La nuit suivante, plusieurs chrétiens vertueux virent au-dessus de chaque lambeau du corps une lumière radieuse et très vive que l’on pouvait apercevoir de loin. Animés par ces prodiges et indignés de la lâcheté des parents du Saint, qui n’osaient enfreindre la défense de Boleslas, les chanoines de Cracovie, accompagnés de quelques laïques, allèrent durant la nuit recueillir les reliques vénérées. Par un nouveau miracle attestant une fois de plus la sainteté de l’évêque, ces restes précieux étaient à peine réunis, que le corps reprenait sa forme ordinaire, sans qu’il restât la moindre cicatrice, comme si le prélat fût mort de la mort la plus douce.
On l’enterra dans l’église Saint-Michel.
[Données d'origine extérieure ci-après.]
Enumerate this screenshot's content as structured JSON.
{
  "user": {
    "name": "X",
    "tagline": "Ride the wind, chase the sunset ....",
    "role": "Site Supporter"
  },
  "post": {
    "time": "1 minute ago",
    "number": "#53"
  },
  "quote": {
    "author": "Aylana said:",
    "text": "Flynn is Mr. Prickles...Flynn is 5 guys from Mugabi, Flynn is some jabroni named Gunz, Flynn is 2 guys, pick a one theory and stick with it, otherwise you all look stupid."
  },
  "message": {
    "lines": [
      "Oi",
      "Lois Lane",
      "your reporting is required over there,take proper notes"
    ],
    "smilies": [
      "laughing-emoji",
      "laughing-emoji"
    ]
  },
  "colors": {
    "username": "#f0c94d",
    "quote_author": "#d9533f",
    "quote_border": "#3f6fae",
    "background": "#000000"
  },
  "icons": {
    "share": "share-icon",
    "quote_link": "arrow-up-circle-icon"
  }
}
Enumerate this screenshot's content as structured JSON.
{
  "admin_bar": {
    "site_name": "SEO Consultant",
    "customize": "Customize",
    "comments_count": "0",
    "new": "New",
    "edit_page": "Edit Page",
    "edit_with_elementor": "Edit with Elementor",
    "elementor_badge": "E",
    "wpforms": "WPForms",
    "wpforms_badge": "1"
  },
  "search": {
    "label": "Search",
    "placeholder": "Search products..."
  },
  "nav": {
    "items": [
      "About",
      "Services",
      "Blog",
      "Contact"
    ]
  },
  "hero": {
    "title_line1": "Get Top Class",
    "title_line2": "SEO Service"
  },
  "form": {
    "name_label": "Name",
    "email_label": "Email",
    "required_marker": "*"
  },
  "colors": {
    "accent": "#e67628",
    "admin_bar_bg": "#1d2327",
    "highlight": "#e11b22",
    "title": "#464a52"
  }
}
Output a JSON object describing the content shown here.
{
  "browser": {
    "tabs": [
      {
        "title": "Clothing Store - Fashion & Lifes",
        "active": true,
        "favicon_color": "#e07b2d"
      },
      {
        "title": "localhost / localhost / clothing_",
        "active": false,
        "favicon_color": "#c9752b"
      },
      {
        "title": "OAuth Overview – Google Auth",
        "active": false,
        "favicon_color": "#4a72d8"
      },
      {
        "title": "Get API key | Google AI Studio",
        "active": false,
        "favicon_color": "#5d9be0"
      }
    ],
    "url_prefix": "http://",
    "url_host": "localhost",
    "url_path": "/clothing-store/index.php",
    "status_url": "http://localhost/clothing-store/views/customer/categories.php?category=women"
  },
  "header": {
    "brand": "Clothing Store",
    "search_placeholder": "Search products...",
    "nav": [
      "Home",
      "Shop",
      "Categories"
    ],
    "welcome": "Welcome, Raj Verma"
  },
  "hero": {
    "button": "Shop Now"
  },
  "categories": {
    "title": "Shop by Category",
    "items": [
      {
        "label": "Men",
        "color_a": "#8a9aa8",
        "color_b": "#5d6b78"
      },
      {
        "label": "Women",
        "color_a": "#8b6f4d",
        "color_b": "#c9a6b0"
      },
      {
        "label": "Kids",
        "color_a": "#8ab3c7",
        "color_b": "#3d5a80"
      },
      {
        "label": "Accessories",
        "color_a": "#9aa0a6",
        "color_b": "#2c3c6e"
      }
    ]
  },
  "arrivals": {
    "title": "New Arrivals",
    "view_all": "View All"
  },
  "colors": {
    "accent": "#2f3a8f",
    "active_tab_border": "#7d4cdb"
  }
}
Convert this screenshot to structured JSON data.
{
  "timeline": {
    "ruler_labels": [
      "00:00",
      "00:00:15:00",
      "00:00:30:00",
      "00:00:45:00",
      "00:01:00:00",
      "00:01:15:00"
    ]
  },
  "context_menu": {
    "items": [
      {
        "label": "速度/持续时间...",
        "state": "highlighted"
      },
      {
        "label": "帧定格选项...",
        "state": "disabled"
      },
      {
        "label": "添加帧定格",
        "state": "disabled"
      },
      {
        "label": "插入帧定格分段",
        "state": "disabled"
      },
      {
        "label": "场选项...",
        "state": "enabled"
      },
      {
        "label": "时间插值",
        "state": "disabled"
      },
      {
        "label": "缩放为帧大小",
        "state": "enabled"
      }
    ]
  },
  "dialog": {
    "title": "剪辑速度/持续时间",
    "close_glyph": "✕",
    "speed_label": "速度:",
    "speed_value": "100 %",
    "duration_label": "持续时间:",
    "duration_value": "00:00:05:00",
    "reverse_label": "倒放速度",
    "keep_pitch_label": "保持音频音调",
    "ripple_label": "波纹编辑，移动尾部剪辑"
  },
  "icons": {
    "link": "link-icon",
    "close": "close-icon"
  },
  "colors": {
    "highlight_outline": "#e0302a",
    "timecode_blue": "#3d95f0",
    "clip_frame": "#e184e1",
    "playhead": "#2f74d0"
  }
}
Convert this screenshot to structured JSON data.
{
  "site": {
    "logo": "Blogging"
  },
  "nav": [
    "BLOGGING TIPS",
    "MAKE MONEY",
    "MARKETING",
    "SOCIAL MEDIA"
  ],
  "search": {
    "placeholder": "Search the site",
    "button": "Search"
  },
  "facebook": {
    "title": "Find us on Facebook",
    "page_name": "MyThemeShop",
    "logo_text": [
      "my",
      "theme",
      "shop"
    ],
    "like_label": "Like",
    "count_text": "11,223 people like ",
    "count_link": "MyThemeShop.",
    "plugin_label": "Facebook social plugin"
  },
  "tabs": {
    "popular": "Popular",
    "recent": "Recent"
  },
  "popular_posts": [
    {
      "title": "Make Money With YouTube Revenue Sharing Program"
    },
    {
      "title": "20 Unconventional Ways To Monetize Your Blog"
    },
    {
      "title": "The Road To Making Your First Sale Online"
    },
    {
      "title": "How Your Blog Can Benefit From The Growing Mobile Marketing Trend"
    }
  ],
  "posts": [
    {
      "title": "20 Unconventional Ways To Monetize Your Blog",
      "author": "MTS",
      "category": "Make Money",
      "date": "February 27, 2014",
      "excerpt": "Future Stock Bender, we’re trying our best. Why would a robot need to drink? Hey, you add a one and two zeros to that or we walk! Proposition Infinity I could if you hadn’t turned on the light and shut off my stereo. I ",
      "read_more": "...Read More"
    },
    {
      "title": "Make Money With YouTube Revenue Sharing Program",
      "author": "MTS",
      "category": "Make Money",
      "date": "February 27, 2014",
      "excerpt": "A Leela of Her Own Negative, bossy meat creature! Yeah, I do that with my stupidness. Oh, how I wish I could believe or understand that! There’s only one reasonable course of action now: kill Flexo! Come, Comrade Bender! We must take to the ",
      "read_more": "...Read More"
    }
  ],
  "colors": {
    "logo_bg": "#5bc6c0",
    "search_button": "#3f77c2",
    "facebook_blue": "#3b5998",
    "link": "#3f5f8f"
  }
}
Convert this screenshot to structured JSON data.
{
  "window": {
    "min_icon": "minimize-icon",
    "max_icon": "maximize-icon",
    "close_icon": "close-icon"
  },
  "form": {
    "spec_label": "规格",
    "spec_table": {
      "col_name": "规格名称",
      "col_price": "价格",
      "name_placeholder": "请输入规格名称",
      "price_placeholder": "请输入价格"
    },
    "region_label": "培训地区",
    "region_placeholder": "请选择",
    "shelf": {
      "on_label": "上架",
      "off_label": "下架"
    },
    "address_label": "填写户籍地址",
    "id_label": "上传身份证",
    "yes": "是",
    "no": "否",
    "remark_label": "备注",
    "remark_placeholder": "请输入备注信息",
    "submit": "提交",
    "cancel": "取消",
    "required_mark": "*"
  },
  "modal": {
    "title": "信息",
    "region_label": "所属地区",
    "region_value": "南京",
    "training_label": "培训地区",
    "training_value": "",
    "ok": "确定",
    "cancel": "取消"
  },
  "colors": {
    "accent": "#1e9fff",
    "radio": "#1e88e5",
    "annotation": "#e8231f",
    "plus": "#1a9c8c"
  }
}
Le prince n’osa pas troubler les funérailles par quelque crime nouveau. D’ailleurs, l’heure de la vengeance divine avait sonné. En 1081, tandis que la mémoire de saint Stanislas était bénie par tous les Polonais, Boleslas, excommunié et déclaré déchu du trône par saint Grégoire VII, était obligé de fuir en Hongrie sous la réprobation unanime de ses sujets. Il y mourut au monastère d’Ossiac, en 1083, après une pénitence sévère que termina une mort heureuse, obtenue, dit-on, par l’intercession de sa victime.
Stanislas fut canonisé par Innocent IV, le 17 septembre 1253, et en 1595, sous Clément VIII, sa fête fut inscrite au martyrologe romain, le 7 mai.
La dévotion à saint Stanislas.
Les reliques du saint évêque furent transférées de Skalkat (en français : la Rochelle, nom de la petite colline couronnée par l’église Saint-Michel, près de laquelle Stanislas fut massacré) à la cathédrale de Cracovie, où elles sont conservées dans une magnifique châsse d’argent déposée sur l’autel au milieu du transept. Quant au chef du Saint, il est renfermé dans un précieux reliquaire d’or.
Chaque année, le dimanche après la fête de saint Stanislas, qui est célébrée le 8 mai en Pologne, le Chapitre de la cathédrale, ayant à sa tête le prince-archevêque, se rend en procession à l’église de Skalkat, qui a été reconstruite au xviiie siècle et appartient depuis 1172 aux moines Paulins. Les anciens rois de Pologne, depuis Ladislas le Bref (Lokietek) (1306–1333), avaient coutume de se rendre en pèlerinage de pénitence à ce sanctuaire, à la veille de leur couronnement.
Le culte de saint Stanislas est très répandu en Pologne, où la plupart des diocèses l’ont pris pour patron. La basilique cathédrale de Wilna a été érigée sous son patronage et celui de saint Ladislas, roi. Sur l’ensemble du territoire polonais, on compte près de 3oo églises en l’honneur du Saint. C’est aussi sous son vocable qu’est placé, à Rome, le sanctuaire national des Polonais ; il est enfin spécialement honoré à Nancy, depuis le séjour en Lorraine du roi Stanislas de Pologne, au xviiie siècle.
A.-B. Catoire.
Sources consultées. – Bollandistes. – Vincent, O. P., Vita S. Stanislai (1260). – (V. S. B. P., n° 323.)